Cart1655R4herC88. Nuevo Reino de Granada (modern Colombia). Cartagena mint. (1655) CS. Four reales.

An illegal issue struck after June 21st, 1655 for several months on the orders of Cartagena Governor Zapata. Very rare. Three collectible specimens are confirmed, plus a damaged coin de-accessioned from the Florida State Collection in 2001. The Florida State Collection retains three specimens, all from the Jupiter Shipwreck (1659) site. All the Florida State coins, plus the Marex-Ullian specimen, found in 1991 on the Maravillas (1656) site, show corrosion and heavy circulation wear. Two of the three collectible specimens are non-salvage coins: the present coin, which pedigrees to the Isaac Rodman Collection via Cayon, and a specimen pictured in Calico’s Numismatica Espanola. This, the Isaac Rodman coin, is the only 1655 four reales seen by the grading services and competes favorably with the Calico coin (not seen in the marketplace in 50 years) for the title of finest known.

The illegal Cartagena coinage of 1655 was a direct result of the Potosi mint scandal of the 1640’s. In a decree of December 22, 1650 Philip IV mandated a new style of coinage throughout El Peru and banned the circulation of debased previous Potosi issues. When the Governor of Cartagena received that royal decree the following summer, he ordered that old style Potosi silver (except for one and two reales) could not circulate in his city after 1651. With no replacement coinage arriving in Cartagena from Santa Fe or Potosi, commerce was immediately impacted and Cartagena applied to Philip IV to re-open its mint. Philip denied this petition in 1653, but the new governor of Cartagena, Don Pedro Zapata de Mendoza, again petitions the king for a mint in April of 1654. With no answer in hand by June of 1655, Zapata decides the situation is critical and, though lacking any authority to do so, orders the mint re-opened to strike a silver coinage. Coinage commences on June 22nd under treasure Juan de Somovilla Tejada and assayer Salvador de Caceres (assayer mark S). On July 9th Zapata receives a royal order sent the previous September. Philip forbids Zapata to re-open the Cartagena mint and demands that any mint that has been opened illegally be closed immediately. Zapata orders Tejada to close but gives him until August 4th to clear existing silver deposits. In a apologetic letter Zapata writes to Philip in April of 1656, the Governor says approximately 25,000 pesos of coined silver were struck the mint between June 22nd and early August of 1655.

Cart1655R4In August of 1657 Philip orders an investigation of the Cartagena mint. Although the investigation uncovers multiple illegalities, neither Zapata or Tejada are prosecuted. Tejada cannot find records for the 1655 coinage, though deposit logs show him accepting silver as late as September of 1655 in amounts that may total to more than three times the 25,000 pesos Zapata reports to the king.
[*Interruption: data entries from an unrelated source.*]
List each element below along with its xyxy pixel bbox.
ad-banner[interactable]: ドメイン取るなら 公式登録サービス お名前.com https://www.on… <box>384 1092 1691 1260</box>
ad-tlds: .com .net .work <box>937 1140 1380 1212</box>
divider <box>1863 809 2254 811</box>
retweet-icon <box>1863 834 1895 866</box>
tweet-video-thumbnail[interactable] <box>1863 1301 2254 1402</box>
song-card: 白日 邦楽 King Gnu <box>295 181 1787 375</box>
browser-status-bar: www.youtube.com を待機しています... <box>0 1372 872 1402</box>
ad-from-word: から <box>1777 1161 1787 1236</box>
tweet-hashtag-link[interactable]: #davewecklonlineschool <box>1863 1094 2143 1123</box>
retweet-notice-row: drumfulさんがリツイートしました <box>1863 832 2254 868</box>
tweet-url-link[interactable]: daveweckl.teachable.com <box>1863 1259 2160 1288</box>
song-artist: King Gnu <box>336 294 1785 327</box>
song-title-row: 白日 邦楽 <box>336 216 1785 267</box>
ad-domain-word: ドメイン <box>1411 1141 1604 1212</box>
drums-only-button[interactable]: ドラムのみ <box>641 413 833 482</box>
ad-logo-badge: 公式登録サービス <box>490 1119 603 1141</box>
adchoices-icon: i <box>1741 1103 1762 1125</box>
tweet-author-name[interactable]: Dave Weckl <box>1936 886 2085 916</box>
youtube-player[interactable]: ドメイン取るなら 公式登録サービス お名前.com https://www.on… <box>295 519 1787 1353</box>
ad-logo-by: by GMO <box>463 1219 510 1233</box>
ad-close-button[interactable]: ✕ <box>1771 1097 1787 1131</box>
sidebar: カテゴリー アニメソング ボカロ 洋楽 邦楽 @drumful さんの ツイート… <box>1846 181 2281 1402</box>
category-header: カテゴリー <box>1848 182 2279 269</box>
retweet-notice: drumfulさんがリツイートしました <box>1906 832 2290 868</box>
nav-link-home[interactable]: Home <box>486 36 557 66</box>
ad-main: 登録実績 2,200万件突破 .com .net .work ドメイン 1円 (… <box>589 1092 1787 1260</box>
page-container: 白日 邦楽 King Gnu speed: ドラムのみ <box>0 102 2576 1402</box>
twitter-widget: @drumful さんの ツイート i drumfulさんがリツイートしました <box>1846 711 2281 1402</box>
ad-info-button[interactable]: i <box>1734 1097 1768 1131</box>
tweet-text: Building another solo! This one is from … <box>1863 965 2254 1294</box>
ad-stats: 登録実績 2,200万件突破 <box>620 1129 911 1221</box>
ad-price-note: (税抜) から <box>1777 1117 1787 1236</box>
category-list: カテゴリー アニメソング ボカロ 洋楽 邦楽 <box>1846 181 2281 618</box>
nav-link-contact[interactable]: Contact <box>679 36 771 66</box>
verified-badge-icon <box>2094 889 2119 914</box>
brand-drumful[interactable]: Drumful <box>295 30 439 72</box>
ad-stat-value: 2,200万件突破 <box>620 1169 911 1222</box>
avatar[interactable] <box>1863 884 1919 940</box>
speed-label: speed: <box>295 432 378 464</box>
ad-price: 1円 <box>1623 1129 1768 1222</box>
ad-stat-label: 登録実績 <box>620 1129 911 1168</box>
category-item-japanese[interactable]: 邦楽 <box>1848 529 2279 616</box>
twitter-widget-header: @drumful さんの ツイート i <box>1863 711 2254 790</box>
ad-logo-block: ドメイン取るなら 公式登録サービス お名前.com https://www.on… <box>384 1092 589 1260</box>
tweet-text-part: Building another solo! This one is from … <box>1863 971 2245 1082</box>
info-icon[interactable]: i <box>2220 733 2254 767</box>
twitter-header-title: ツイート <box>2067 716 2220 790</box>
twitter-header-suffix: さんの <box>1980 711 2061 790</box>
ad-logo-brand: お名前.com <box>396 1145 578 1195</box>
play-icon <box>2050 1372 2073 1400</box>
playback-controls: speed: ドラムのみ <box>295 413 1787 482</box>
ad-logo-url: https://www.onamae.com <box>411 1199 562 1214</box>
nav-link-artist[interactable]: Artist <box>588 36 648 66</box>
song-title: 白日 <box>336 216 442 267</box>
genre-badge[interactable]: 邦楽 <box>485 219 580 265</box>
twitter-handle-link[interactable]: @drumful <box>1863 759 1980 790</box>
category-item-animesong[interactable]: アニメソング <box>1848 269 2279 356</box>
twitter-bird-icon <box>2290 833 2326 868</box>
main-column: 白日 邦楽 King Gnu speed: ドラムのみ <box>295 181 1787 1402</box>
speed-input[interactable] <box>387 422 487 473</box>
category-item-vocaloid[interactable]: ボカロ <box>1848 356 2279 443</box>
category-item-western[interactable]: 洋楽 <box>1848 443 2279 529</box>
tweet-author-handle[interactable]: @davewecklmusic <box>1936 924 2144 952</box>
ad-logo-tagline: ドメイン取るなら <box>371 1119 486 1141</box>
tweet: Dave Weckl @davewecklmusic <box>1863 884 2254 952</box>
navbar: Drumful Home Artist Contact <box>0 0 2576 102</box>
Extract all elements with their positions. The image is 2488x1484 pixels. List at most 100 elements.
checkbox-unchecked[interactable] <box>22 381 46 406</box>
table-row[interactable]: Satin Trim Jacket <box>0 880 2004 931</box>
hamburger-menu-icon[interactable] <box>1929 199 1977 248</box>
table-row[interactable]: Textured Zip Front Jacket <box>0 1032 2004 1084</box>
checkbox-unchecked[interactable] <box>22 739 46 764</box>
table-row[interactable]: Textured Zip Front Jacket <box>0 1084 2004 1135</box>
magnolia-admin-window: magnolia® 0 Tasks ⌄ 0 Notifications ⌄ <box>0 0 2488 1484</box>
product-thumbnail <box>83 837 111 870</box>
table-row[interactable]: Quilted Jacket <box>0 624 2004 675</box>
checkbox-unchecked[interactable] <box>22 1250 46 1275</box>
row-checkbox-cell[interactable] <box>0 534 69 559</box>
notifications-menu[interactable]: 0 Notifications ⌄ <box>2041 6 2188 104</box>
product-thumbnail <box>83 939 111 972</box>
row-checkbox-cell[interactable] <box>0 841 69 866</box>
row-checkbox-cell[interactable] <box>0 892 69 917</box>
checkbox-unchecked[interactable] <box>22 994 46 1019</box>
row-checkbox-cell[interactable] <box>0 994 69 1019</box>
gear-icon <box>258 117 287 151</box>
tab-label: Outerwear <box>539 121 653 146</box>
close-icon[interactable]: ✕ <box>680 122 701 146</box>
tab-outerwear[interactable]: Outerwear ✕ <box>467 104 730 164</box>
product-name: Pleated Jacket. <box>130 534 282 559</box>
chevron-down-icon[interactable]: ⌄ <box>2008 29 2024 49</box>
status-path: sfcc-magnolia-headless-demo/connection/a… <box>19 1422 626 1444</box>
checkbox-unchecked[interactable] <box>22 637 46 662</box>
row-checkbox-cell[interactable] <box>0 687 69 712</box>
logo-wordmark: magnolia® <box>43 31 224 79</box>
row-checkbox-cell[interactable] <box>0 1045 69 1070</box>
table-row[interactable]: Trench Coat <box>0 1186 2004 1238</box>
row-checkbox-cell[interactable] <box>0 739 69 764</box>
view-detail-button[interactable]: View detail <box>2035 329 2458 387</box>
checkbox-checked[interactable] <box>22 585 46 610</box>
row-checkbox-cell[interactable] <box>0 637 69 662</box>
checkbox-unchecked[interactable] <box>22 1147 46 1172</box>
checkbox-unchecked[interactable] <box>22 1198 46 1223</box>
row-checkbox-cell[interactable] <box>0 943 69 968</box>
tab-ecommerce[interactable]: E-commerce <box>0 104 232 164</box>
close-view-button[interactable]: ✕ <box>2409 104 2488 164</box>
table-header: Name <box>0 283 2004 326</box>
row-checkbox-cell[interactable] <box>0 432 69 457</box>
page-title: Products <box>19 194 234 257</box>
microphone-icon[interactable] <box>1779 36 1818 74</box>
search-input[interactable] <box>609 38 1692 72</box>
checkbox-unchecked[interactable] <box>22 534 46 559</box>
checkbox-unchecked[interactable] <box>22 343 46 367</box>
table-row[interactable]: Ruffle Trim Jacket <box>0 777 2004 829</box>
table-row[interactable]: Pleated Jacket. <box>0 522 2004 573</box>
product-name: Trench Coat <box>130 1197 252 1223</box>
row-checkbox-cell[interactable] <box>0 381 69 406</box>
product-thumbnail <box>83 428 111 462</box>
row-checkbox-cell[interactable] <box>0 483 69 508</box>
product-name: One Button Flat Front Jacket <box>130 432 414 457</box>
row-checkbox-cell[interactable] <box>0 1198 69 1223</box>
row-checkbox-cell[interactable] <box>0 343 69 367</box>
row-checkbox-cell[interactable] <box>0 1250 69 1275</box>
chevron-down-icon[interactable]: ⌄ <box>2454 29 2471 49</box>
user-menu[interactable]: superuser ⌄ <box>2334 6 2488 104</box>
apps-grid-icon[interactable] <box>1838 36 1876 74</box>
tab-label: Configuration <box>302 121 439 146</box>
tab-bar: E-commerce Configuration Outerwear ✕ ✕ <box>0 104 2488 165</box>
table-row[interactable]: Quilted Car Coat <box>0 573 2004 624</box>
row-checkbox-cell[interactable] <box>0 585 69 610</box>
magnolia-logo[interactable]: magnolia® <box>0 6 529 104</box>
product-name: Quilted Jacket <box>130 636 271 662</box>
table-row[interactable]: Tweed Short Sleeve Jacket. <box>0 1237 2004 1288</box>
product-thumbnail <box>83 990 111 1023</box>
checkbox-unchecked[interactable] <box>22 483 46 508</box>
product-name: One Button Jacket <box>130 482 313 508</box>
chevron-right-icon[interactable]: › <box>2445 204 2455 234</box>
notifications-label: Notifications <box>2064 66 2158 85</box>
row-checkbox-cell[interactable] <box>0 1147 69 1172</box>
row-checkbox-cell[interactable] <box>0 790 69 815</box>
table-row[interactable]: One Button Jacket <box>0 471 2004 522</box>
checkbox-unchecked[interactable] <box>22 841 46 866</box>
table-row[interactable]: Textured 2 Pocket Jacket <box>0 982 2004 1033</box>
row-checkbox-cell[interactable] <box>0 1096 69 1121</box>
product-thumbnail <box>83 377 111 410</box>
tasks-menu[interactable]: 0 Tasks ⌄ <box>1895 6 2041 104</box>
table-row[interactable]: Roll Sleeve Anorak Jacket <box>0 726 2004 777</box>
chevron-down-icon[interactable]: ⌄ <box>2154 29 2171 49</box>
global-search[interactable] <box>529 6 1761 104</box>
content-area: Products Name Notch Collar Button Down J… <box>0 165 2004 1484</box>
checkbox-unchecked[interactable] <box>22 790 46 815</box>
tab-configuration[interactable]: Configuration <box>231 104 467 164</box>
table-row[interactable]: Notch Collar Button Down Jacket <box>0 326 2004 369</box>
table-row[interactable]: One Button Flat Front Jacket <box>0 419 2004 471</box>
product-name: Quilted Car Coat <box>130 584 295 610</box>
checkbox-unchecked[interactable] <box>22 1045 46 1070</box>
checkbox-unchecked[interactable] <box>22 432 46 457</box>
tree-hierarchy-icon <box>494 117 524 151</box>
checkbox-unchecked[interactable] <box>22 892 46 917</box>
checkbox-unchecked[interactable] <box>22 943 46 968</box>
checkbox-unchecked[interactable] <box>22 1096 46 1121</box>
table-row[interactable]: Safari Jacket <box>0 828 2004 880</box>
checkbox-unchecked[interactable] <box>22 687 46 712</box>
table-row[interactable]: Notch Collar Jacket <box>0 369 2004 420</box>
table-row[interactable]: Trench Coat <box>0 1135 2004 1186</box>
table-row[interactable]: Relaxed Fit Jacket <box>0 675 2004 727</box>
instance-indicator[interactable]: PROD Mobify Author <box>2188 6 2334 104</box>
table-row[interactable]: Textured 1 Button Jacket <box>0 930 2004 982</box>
Tejada does not surrender the 30 shield and 15 pillar dies he has until April 22nd, 1656, leaving open the possibility that Tejada continued to strike 1655-dated reales into 1656. Tejada made it impossible for us to know the size of the 1655 coinage, but he certainly was die-capable of a coinage much larger than the mintage Zapata reported.

Heritage’s sale of the Isaac Rudman Collection featured this rarity. The black & white photos above are courtesy of Heritage. The catalogue attribution by a distinguished Latin American numismatist is worth quoting in some detail:

“The coin has an overall very attractive appearance with the pillar side being particularly nice…. After having its mint closed by the crown in 1635, the Cartagena province suffered from the lack of circulating coinage. This state of affairs worsened after the Potosi mint scandal of 1649-1650. Since the mint’s equipment was still available, the local Cartagena authorities decided to resume the mint’s operations in 1655 although the corresponding permission had been denied several times by the crown despite numerous requests. The history of that illegal coinage…was documented by Proctor and Blanton [in] their article The Illegal Mint of Cartagena, 1655 in NI Bulletin January/February 2012. We thus know that it only lasted for a few months beginning on 21 June 1655, which in turn accounts for the rarity of the produced coins, which ranged from the 1/2 Real to the 8 Reales…. Most of the very few specimens of the 4 Reales denomination seen by the cataloguer are all in miserable shape being sea-salvaged, with the present coin being the finest by a rather comfortable margin. Although the (1655) date is not present [no dated 1655 4 reales exist], the “C” mint mark and “S” assayer initial (for Salvador de Caceres) are fully visible to the right of the shield. As the finest known of an important and rare one year-type issue, the offering of the present specimen should attract serious interest.”

Uncertified and without the benefit of a proper population study, this 1655 Cartagena four reales realized $7,344 in the Heritage sale.